Back in the day, “ladies” fussed about good dishes, because cheap tableware often had heavy metals in the glaze. Heavy metal gives a glaze a rich color, and, unfortunately, acid foods like coffee and salad dressing leach the contaminant and feed it to the diner. I talked to an environmental solid waste specialist in 1982 about cadmium artist’s colors, and he freaked. He said heavy metals are only slightly less toxic than plutonium and stay lethal for nearly as long, hundreds of thousands of years. Unfortunately, heavy metal colors are the most thrilling and seductive.
If you think a dish is worth having, turn it over the first time you pick it up. Look for a well-printed and designed familiar manufacturer’s name and country of origin. Dab the piece with a lead-testing kit. That might seem pricey for a ten cent mug, but brain damage costs all the life support you’ve consumed so far.
There was a revolution in ceramic technology about fifty years ago. Cheap dishes, and cheap is the word, now last much longer than previously, so the hazards they contain linger, too, and injure over a longer period. Even a long-established and respected name in tableware can get skunked by an off-shore manufacturer and inadvertently market toxic dishes. The manufacturer pictured above revised its glazes when the problem came to light, so recent products can be trusted. We still test new tableware, though, and go over it with a Geiger counter, too.

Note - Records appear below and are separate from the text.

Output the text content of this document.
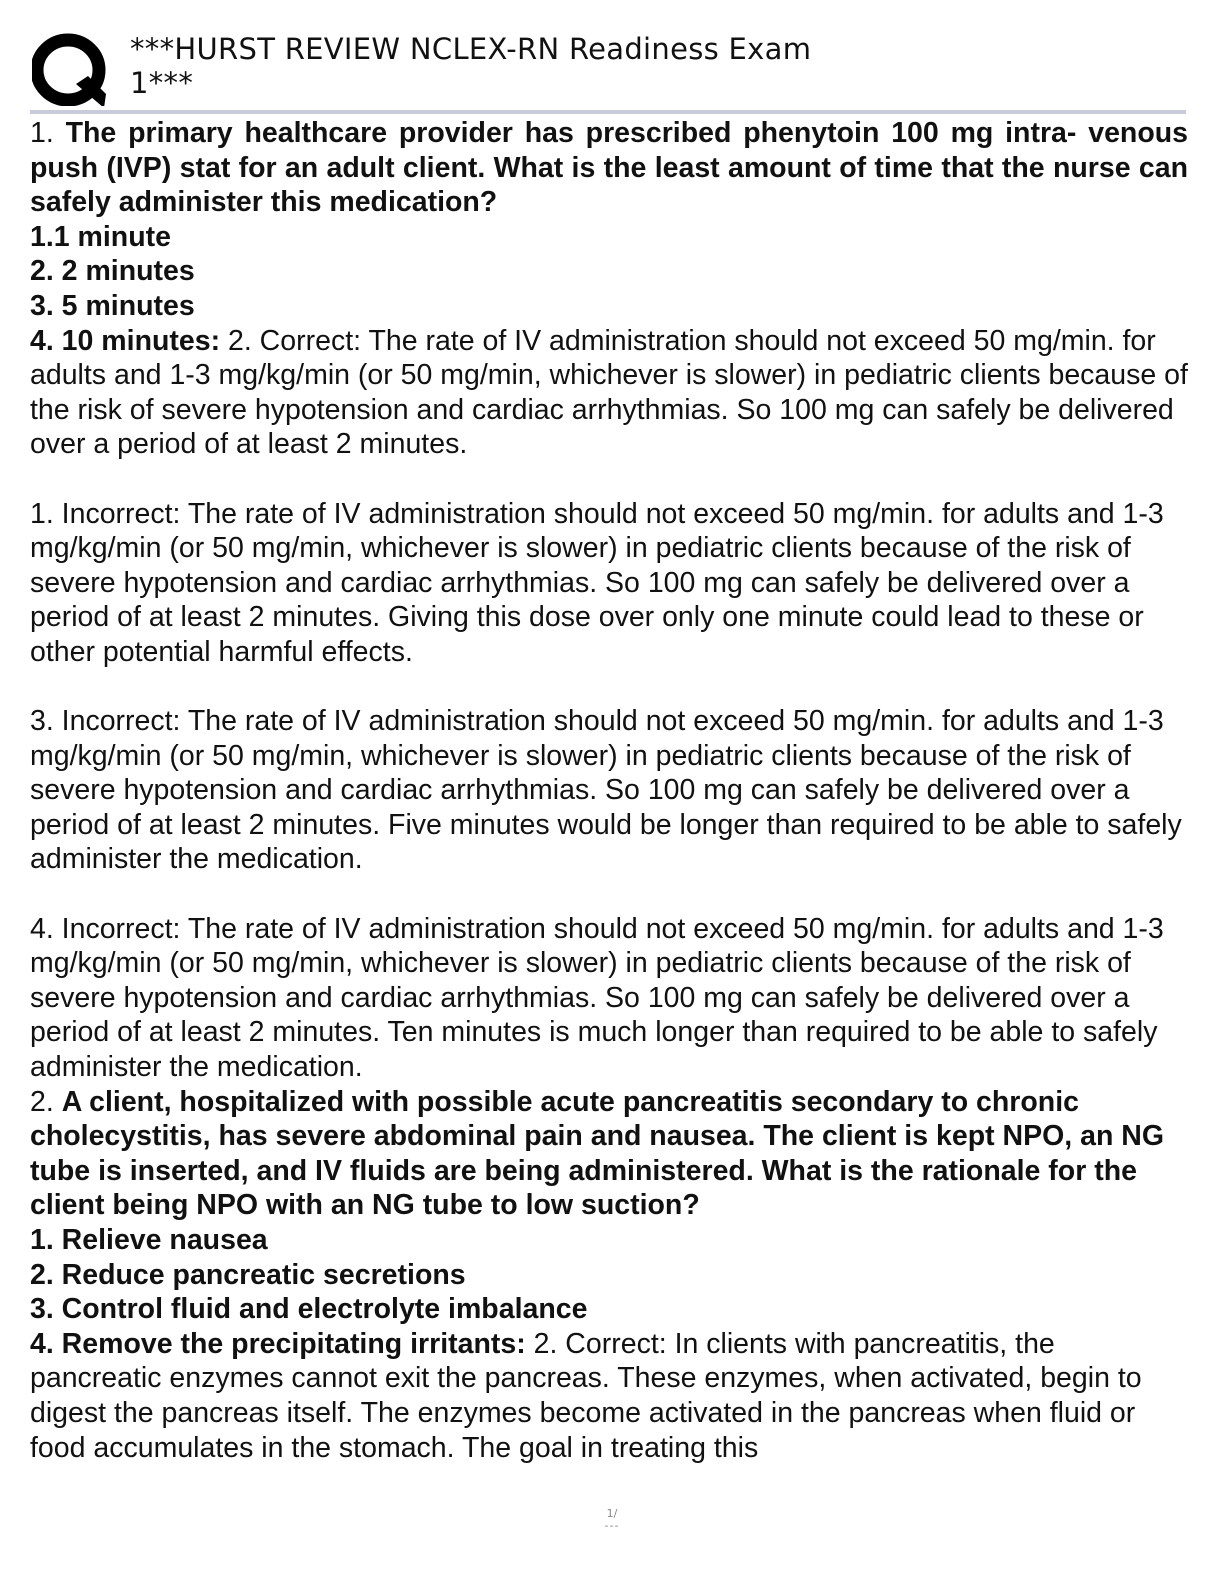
***HURST REVIEW NCLEX-RN Readiness Exam
1***

1. The primary healthcare provider has prescribed phenytoin 100 mg intra- venous push (IVP) stat for an adult client. What is the least amount of time that the nurse can safely administer this medication?

1.1 minute

2. 2 minutes

3. 5 minutes

4. 10 minutes: 2. Correct: The rate of IV administration should not exceed 50 mg/min. for adults and 1-3 mg/kg/min (or 50 mg/min, whichever is slower) in pediatric clients because of the risk of severe hypotension and cardiac arrhythmias. So 100 mg can safely be delivered over a period of at least 2 minutes.

1. Incorrect: The rate of IV administration should not exceed 50 mg/min. for adults and 1-3 mg/kg/min (or 50 mg/min, whichever is slower) in pediatric clients because of the risk of severe hypotension and cardiac arrhythmias. So 100 mg can safely be delivered over a period of at least 2 minutes. Giving this dose over only one minute could lead to these or other potential harmful effects.

3. Incorrect: The rate of IV administration should not exceed 50 mg/min. for adults and 1-3 mg/kg/min (or 50 mg/min, whichever is slower) in pediatric clients because of the risk of severe hypotension and cardiac arrhythmias. So 100 mg can safely be delivered over a period of at least 2 minutes. Five minutes would be longer than required to be able to safely administer the medication.

4. Incorrect: The rate of IV administration should not exceed 50 mg/min. for adults and 1-3 mg/kg/min (or 50 mg/min, whichever is slower) in pediatric clients because of the risk of severe hypotension and cardiac arrhythmias. So 100 mg can safely be delivered over a period of at least 2 minutes. Ten minutes is much longer than required to be able to safely administer the medication.

2. A client, hospitalized with possible acute pancreatitis secondary to chronic cholecystitis, has severe abdominal pain and nausea. The client is kept NPO, an NG tube is inserted, and IV fluids are being administered. What is the rationale for the client being NPO with an NG tube to low suction?

1. Relieve nausea

2. Reduce pancreatic secretions

3. Control fluid and electrolyte imbalance

4. Remove the precipitating irritants: 2. Correct: In clients with pancreatitis, the pancreatic enzymes cannot exit the pancreas. These enzymes, when activated, begin to digest the pancreas itself. The enzymes become activated in the pancreas when fluid or food accumulates in the stomach. The goal in treating this

1/
---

Consumer education about heavy metals comes and goes. Usually it comes when some horror story about toddlers emerges. On the whole, concerns about glaze make sense of the old practice of choosing one china pattern and sticking to it. It’s OK to have just one set of dishes-chose plain ones and add odds and ends whose body color matches that of the plates. Ordinary home furnishings chains sell inexpensive tableware that outperforms the best of the past. Just test the stuff in the parking lot and take it right back into the store if it fails.
Decide ahead of time how many guests you want to serve at the table, and fill out place settings to that number. If I were buying for six at a big box or discount chain, I’d buy two cartons of six settings to accommodate breakage and losses, and store the back-up units someplace hard to reach. Doubling up in the beginning would guarantee ten times the use. Smart friends choose the same pattern so they can entertain crowds without having to pay party rental fees.